There is a plugin aws-credentials-plugin that handles the storage of keys for you and also does the assumeRole operation if you specify a roleArn.

So you can have basically one AccessKey that is mapped to several AWS Jenkins credentials with different roles.

But we still need to rotate those AccessKeys, and update all the credentials that use these accessKeys.
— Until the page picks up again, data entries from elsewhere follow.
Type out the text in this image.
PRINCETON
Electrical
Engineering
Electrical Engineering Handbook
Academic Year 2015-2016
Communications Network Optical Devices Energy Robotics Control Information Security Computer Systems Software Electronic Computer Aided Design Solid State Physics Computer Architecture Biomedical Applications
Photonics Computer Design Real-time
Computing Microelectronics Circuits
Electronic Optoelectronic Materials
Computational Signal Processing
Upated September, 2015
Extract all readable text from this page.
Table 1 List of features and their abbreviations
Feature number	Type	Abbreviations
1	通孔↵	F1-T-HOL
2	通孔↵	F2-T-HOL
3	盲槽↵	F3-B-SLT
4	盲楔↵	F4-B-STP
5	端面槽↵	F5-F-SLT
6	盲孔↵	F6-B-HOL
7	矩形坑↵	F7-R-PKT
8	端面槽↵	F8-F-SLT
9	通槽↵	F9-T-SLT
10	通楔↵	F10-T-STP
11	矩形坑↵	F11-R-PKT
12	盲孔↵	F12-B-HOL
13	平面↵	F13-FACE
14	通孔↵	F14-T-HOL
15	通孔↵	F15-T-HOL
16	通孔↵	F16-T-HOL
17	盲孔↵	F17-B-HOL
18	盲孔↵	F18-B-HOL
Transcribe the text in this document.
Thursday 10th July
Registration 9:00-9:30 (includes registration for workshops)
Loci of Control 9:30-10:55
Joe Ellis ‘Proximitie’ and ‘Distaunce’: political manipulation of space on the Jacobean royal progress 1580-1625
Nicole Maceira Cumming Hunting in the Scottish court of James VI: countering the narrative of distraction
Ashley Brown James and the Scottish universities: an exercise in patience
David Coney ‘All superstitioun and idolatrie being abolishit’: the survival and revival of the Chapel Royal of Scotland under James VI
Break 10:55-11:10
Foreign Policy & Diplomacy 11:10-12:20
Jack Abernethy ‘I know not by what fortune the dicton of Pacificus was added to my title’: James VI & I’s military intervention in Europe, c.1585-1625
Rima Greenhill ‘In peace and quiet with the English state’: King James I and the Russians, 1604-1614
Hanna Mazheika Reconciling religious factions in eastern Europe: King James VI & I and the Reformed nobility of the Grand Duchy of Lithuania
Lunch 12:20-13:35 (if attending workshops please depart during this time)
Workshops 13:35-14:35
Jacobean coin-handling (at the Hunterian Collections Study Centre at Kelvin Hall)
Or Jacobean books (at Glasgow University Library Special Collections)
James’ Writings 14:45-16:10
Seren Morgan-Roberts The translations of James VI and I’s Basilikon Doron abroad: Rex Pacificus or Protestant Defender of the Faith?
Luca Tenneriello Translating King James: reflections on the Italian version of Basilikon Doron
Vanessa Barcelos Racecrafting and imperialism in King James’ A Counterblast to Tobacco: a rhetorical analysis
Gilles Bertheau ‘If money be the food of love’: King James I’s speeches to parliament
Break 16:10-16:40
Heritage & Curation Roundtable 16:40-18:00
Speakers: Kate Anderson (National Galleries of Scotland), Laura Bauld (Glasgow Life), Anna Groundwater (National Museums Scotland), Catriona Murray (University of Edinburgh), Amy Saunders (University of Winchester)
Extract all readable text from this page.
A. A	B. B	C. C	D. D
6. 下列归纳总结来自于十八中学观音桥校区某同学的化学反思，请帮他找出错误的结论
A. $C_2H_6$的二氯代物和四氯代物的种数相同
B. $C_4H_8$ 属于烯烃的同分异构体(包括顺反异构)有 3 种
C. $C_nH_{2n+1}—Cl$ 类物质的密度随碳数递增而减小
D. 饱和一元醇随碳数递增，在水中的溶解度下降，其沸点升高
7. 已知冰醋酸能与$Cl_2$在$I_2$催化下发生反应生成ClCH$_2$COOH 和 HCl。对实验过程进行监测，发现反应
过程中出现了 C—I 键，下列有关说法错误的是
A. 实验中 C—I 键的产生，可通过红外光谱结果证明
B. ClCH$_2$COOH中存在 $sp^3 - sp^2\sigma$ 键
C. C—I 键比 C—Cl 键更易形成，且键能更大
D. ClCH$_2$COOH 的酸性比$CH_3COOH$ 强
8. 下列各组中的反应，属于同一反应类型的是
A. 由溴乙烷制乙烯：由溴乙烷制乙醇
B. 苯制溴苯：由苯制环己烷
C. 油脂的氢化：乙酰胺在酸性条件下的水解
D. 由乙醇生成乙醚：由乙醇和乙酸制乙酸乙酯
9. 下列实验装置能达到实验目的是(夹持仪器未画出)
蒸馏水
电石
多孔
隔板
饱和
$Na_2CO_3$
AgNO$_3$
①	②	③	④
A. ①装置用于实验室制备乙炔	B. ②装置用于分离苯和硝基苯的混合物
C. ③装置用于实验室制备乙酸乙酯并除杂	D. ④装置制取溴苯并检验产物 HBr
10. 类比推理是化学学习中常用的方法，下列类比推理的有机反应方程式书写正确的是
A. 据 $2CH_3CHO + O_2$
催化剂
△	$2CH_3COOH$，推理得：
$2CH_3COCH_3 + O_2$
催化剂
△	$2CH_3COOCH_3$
For that we can use a Groovy script as follows:

import com.cloudbees.jenkins.plugins.awscredentials.AWSCredentialsImpl;
import com.cloudbees.plugins.credentials.domains.*;

node {
    // Load all the AWSCredentials from Jenkins
    def creds = com.cloudbees.plugins.credentials.CredentialsProvider.lookupCredentials(
        com.cloudbees.jenkins.plugins.awscredentials.AWSCredentialsImpl.class,
        jenkins.model.Jenkins.instance
    )
    // Create a map of AccessKey to Credentials attached to this accessKeys
    def rotate = [:]
    // Building the map
    creds.each {
        if (!rotate[it.accessKey]) {
            rotate[it.accessKey] = []
        }
        rotate[it.accessKey].add(it)
    }
    // For each accessKey
    rotate.each {
       // Rotate the access key
        accessKey = it.value[0].accessKey
        secret = it.value[0].secretKey.getPlainText()
        withEnv(["AWS_ACCESS_KEY_ID=${accessKey}","AWS_SECRET_ACCESS_KEY=${secret}"]) {
            newKeyRaw = sh(returnStdout: true, script: "${aws_bin} iam create-access-key").trim()
            newKey = readJSON(text: newKeyRaw)
            sh(script: "${aws_bin} iam delete-access-key --access-key-id=${accessKey}")
            println("Rotate key ${accessKey} to ${newKey.AccessKey.AccessKeyId}")
        }
        // Now that the accessKey has been rotated on AWS, we need to update all credentials using it
        def credentials_store = jenkins.model.Jenkins.instance.getExtensionList(
            'com.cloudbees.plugins.credentials.SystemCredentialsProvider'
            )[0].getStore()
        it.value.each {
            cred = it
            domain = null
            // Search domain for this credentials : not optimal
            credentials_store.getDomains().each {
                curDomain = it
                credentials_store.getCredentials(it).each {
                    if (it == cred) {
                        domain = curDomain
                    }
                }
            }
            if (curDomain) {
                newIt = new AWSCredentialsImpl(it.scope, it.id, newKey.AccessKey.AccessKeyId, newKey.AccessKey.SecretAccessKey, it.description, it.iamRoleArn, it.iamMfaSerialNumber)
                credentials_store.updateCredentials(curDomain, it, newIt)
            } else {
                println("WARNING: key ${it.id} (${it.AccessKey} failed to be update with ${newKey.AccessKey.AccessKeyId}")
            }
        }
    }
}

The script requires you to be an administrator of Jenkins and not to run it in the Groovy sandbox.

Now all you need to do is create a scheduled job on Jenkins and you are all set!

HashiCorp Vault

Besides what we discussed today, there are other approaches, such as HashiCorp Vault, that can generate throwable credentials for you. It will probably be my subject for a later blog.